Ma belle-mère et les sœurs de mon mari m’ont obligée à tout préparer après Pâques, mais elles n’étaient pas prêtes pour ma surprise.
Je n’aime pas partager mes affaires personnelles en public, surtout parler ouvertement des problèmes familiaux, mais ce qui s’est passé ce soir avec la famille de Carter était si intense et bouleversant que je ne pouvais tout simplement pas le garder pour moi.
Ce n’était ni par vengeance, ni par haine, mais pour libérer toute cette tempête de sentiments qu’ils ont traversée au cours de la journée et, d’une certaine manière, la transmettre à quelqu’un d’autre, peut-être que cela fera battre le cœur de quelqu’un ou lui apportera un peu de soulagement.
Je m’appelle Emma, j’ai 35 ans, et je suis l’épouse de Carter depuis trois ans. Carter est le héros de ma vie, parfait en tous points : attentionné, plein d’humour, intelligent,
et c’est le seul capable de faire la vaisselle avec autant d’audace et d’amour que l’on souhaite que tout soit fait de ses mains.
Si nous étions séparés, peut-être que ce serait un conte de fées. Mais ce qui se passe dans sa famille ressemble à un autre type de conte — un conte aux couleurs sombres et aux ombres épaisses.
La famille de Carter est comme un réseau de gnomes tarentules : élégant et soigné à l’extérieur, mais à l’intérieur prédateur et méprisant. Patricia, la mère de Carter, et ses trois sœurs — Sophia,
Melissa et Hailey — ne m’ont jamais acceptée comme un membre de leur famille. Leurs conversations et regards étaient toujours aussi froids et durs qu’une vague de glace à laquelle on ne peut échapper. Leurs compliments, eux, étaient des armes tranchantes qui me transperçaient le cœur.
Un mardi ordinaire, trois semaines avant Pâques, Melissa m’a dit directement et de manière insultante que nous n’avions pas encore d’enfants et que, par conséquent, toute la préparation de Pâques et l’organisation de l’événement me revenaient.

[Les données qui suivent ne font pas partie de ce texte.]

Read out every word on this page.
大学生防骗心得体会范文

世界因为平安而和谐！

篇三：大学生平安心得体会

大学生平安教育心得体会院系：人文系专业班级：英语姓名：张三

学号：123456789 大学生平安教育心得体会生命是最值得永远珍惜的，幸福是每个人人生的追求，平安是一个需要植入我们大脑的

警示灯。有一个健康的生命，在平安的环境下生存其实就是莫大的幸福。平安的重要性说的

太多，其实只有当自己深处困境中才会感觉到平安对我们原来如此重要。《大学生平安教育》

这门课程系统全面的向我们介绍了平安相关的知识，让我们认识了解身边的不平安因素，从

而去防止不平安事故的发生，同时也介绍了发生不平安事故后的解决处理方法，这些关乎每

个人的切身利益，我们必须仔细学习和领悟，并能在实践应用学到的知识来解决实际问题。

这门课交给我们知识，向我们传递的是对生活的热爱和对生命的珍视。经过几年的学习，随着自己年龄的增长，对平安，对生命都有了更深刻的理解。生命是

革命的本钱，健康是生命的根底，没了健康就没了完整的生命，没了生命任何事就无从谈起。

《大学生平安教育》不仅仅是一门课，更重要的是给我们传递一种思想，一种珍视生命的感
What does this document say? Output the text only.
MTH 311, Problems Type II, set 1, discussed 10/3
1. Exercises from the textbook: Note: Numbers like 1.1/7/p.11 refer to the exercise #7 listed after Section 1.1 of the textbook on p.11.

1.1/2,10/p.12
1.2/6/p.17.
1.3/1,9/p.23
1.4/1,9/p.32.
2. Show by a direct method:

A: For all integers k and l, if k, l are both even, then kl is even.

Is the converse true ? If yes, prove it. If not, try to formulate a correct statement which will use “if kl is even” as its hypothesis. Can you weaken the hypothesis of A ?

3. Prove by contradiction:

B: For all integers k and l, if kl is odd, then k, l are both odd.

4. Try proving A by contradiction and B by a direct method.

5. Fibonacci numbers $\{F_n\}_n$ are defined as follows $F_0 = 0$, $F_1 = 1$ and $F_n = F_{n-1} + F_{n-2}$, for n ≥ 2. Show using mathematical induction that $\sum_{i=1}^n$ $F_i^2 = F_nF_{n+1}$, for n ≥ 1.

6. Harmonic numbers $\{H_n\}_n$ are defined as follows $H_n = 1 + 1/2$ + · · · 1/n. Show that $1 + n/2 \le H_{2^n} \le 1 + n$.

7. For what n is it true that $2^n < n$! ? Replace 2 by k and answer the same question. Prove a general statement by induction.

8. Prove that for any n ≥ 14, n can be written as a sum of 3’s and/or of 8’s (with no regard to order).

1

Et ce n’était pas cacher des œufs ordinaires — non ! Je devais organiser un véritable spectacle : costumes, jeux, personnages amusants, tout en dépensant mon propre argent.
Patricia avait créé un chat de groupe, laissant mon mari de côté, et à travers un message disant que « Carter mérite une épouse capable de l’accueillir dignement », on m’a assigné la responsabilité même du repas de Pâques.
Sophia, Melissa et Hailey, comme de véritables prétendantes royales, ont immédiatement commencé à énumérer leurs exigences : un gigot de porc parfumé, des pommes de terre plus grasses,
exactement le type de haricots qu’elles aimaient depuis leur enfance, deux types de tartes et, bien sûr, un plat léger pour celles qui surveillent leur silhouette.
Personne n’a proposé d’apporter quoi que ce soit — tout reposait sur mes épaules.
Carter essayait de me soutenir et de les réprimander, mais je lui ai calmement dit que tout était sous mon contrôle.
Le matin de Pâques s’est levé lumineux et coloré, comme dans un rêve d’enfance. Toute la journée, je voulais voir ma haine et ma douleur se dissiper à travers ce processus de préparation.
La cuisine était remplie de parfums, les œufs attendaient leur jeu secret, et je souriais intérieurement en essayant de m’assurer que tout se passait comme prévu.
Quand les invités sont arrivés, les enfants se sont précipités comme de petits prédateurs, explorant les pièces et perturbant l’ordre. Les adultes, d’un côté, critiquaient constamment les plats,
et de l’autre, s’installaient confortablement sur les canapés avec leurs verres à la main.